Some instructions appear to combine computation and data movement. For
example, given the C code int* pi; ... ++(*pi); the compiler might
generate incl (%rax) rather than
movl (%rax), %ebx; incl %ebx; movl %ebx, (%rax). However, the
processor actually divides these complex instructions into tiny,
simpler, invisible instructions called microcode, because the simpler
instructions can be made to execute faster. The complex incl
instruction actually runs in three phases: data movement, then
computation, then data movement. This matters when we introduce
parallelism.
Different assembly syntaxes
There are actually multiple ways of writing x86-64 assembly. We use the “AT&T syntax”, which is distinguished from the “Intel syntax” by several features, but especially by the use of percent signs for registers. Sadly, and just to make things more confusing, the Intel syntax puts destination registers before source registers.
Summary #
Today, we continued our journey into how the computer operates at the level just below C code: assembly language.

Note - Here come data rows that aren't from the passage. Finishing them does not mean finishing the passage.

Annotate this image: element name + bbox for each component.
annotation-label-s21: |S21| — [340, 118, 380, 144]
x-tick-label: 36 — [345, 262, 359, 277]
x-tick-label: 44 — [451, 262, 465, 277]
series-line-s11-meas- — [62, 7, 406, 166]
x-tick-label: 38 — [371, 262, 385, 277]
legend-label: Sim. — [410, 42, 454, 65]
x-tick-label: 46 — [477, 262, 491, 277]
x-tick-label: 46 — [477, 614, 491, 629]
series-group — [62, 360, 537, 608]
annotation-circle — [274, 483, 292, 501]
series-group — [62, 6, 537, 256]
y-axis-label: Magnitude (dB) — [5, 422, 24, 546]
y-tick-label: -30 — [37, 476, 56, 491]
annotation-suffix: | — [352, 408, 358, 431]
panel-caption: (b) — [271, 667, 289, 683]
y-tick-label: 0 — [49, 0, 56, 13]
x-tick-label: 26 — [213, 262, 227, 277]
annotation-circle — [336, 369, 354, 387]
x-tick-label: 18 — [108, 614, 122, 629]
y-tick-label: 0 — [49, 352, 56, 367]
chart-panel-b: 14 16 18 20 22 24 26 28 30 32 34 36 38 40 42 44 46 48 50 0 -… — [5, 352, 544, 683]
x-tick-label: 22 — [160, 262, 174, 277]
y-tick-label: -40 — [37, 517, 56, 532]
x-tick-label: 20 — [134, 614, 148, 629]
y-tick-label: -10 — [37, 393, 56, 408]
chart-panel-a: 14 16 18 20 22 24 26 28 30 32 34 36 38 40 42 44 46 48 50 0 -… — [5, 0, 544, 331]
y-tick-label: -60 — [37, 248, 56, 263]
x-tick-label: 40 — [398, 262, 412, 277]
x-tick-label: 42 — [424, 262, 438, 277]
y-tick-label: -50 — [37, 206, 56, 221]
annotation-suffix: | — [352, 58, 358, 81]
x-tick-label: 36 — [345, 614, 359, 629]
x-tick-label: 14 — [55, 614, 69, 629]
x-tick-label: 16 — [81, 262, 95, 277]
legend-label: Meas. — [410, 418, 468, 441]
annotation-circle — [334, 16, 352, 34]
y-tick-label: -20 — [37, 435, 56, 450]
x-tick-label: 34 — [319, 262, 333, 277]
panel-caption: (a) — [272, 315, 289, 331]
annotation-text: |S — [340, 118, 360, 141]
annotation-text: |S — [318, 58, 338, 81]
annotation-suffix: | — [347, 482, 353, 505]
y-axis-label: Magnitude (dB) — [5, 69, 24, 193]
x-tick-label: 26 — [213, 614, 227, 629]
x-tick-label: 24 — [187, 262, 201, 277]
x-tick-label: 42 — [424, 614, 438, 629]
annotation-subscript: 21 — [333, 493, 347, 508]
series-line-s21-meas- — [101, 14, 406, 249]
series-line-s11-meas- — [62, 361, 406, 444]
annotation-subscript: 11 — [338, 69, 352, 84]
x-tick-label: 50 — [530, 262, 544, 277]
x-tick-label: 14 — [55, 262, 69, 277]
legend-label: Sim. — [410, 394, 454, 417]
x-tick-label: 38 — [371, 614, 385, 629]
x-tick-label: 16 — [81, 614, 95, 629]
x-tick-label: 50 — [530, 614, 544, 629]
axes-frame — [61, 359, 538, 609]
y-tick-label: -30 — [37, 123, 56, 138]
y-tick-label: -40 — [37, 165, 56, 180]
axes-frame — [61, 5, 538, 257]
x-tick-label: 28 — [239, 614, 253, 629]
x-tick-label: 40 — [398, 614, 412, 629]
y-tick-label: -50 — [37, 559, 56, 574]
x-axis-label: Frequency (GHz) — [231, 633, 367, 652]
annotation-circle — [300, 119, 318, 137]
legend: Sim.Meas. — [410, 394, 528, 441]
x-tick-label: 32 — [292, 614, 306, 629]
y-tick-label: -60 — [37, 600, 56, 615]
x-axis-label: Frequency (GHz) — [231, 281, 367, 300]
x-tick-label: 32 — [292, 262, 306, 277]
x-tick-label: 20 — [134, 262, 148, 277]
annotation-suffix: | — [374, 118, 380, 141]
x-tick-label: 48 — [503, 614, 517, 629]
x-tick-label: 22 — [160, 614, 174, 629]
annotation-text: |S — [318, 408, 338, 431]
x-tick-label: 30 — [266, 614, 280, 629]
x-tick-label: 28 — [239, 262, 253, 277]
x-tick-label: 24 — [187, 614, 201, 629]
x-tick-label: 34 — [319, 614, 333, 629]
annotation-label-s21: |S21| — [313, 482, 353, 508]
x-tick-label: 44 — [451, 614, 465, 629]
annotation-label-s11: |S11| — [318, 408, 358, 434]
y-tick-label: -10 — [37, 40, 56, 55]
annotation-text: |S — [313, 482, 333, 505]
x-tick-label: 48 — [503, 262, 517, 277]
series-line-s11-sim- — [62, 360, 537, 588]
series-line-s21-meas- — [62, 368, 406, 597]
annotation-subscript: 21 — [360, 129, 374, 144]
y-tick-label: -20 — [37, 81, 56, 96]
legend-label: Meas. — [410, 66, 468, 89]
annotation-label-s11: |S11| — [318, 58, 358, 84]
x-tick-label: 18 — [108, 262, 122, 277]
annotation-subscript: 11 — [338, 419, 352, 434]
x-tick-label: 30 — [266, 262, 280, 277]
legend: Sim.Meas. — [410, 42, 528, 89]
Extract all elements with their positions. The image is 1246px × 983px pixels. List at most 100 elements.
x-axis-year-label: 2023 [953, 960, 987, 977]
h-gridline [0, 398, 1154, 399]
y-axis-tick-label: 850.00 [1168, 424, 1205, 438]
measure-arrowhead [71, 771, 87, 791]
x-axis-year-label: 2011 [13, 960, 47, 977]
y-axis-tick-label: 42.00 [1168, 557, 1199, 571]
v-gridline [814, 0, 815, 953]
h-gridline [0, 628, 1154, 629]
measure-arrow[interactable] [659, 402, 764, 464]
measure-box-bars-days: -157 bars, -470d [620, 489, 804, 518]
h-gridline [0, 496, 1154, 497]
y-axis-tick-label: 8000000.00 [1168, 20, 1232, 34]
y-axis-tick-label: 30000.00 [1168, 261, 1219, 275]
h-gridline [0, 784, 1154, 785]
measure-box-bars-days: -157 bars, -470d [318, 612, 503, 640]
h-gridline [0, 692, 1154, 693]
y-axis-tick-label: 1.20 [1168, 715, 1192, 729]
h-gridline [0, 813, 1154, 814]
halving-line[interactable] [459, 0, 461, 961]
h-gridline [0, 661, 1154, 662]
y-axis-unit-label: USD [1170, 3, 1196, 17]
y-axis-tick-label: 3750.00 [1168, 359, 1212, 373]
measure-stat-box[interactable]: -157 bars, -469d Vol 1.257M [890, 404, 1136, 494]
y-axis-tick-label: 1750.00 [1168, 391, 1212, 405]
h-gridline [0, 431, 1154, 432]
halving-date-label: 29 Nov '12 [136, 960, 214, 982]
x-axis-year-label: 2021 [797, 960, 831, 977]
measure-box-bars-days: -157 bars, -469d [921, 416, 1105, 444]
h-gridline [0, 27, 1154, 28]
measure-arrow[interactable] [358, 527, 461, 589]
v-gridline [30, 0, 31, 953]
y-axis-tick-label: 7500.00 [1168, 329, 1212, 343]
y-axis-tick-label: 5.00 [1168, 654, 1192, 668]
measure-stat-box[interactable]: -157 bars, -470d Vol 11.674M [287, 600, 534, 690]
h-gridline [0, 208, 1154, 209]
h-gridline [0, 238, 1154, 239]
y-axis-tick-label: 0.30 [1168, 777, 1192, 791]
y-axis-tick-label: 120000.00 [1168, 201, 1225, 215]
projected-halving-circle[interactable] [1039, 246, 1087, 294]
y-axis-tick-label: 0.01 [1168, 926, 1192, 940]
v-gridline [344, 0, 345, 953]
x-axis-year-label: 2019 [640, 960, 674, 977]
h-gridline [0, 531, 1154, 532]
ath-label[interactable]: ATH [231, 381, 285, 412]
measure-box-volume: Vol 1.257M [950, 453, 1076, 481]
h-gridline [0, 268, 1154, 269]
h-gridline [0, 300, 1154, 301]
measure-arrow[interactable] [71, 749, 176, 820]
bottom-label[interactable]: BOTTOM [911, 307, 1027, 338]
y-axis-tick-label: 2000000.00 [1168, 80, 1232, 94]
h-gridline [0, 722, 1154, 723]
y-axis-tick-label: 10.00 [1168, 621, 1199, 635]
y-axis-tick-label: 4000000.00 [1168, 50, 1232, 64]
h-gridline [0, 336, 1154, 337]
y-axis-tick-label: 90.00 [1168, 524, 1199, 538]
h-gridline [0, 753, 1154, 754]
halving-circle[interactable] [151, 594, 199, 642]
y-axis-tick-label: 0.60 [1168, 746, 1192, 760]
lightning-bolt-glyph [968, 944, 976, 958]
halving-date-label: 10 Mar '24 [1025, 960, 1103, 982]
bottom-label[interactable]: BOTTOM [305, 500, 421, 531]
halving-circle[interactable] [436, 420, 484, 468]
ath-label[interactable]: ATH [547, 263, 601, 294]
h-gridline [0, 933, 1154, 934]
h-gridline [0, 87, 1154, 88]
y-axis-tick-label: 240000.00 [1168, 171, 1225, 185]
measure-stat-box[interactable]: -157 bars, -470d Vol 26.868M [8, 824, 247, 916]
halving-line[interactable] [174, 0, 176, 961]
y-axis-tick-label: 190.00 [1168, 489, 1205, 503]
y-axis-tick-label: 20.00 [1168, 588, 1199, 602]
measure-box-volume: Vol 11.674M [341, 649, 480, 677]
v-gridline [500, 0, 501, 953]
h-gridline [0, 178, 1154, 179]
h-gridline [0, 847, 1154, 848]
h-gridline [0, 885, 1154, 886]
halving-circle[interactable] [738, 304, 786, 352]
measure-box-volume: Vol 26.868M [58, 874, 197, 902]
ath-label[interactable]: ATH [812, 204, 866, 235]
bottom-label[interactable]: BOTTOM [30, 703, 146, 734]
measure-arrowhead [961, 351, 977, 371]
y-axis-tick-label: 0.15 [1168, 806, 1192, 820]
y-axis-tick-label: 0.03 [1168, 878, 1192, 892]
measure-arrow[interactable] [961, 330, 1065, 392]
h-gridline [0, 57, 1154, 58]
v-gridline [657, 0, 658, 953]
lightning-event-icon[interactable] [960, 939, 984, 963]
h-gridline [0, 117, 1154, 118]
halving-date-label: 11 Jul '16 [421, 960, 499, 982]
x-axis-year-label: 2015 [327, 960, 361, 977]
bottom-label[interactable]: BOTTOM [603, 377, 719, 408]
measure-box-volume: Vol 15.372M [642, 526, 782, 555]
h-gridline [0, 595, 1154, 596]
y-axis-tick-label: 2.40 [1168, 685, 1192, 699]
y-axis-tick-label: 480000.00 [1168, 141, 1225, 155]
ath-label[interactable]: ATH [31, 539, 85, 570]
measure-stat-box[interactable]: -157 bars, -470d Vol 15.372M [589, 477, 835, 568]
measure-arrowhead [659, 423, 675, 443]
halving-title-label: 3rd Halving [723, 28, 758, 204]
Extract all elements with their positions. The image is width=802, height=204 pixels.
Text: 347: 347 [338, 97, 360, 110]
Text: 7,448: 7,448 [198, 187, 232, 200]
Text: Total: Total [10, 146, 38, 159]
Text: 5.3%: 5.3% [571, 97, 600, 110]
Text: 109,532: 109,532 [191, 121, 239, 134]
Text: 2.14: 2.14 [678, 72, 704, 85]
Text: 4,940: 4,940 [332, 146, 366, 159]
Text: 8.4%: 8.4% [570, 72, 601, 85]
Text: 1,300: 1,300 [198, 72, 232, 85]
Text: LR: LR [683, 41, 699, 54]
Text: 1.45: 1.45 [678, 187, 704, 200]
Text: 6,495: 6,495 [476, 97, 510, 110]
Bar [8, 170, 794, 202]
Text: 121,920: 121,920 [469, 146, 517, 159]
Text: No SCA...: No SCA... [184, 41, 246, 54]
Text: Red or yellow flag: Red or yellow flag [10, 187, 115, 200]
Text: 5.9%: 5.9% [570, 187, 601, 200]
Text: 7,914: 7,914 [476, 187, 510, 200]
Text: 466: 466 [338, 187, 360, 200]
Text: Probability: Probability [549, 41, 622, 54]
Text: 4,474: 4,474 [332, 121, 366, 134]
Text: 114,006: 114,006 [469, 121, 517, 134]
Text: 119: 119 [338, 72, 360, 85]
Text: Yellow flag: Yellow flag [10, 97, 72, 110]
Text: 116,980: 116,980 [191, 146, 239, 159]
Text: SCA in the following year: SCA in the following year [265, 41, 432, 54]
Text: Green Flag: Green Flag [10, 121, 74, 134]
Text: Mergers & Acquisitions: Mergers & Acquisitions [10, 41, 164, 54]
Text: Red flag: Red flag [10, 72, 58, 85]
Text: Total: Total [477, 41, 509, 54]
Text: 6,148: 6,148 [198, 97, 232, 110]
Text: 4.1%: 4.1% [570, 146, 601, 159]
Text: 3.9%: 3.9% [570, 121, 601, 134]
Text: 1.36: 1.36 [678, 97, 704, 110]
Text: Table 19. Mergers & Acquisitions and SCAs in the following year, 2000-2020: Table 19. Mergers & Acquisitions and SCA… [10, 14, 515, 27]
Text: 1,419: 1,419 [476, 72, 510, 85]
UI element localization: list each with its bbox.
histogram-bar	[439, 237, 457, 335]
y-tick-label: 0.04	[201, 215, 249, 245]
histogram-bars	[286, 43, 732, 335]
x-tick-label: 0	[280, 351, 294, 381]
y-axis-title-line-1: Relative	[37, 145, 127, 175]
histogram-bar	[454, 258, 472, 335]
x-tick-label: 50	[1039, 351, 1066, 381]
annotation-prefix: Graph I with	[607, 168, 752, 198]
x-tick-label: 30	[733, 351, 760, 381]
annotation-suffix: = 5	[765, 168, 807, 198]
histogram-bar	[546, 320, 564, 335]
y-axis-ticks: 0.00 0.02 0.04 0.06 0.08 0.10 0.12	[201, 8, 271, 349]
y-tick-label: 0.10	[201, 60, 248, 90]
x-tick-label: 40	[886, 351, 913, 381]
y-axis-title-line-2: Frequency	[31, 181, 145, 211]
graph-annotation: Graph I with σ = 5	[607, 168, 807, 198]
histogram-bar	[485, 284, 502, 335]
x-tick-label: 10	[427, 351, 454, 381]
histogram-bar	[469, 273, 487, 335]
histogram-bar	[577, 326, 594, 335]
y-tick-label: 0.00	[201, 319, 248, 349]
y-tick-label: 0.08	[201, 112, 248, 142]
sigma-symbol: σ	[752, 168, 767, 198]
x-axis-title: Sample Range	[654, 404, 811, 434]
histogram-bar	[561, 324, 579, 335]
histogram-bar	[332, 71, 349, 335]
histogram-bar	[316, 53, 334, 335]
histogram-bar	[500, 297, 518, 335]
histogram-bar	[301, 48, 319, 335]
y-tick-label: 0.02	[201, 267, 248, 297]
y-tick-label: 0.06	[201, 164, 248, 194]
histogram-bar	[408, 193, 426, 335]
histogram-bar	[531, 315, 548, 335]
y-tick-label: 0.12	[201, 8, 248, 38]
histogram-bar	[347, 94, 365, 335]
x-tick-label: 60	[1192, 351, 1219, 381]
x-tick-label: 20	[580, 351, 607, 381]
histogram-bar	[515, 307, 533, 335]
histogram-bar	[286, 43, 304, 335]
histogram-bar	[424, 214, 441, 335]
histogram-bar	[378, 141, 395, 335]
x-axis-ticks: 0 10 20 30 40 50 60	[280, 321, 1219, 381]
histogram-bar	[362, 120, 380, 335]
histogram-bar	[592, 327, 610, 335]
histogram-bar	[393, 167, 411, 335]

We saw that in assembly, there are computation and data movement instructions, and that the compiler often produces somewhat unexpected instruction sequences to make things faster. This is part of why we use compilers: they are incredibly smart at distilling our programs down into the fastest possible sequence of instructions.
Next time, we will look at how function calls work and how the assembly instructions actually manage the automatic lifetime memory in the stack segment. After that, we will leave the low-level world of assembly and start moving up the systems stack (no pun in intended)!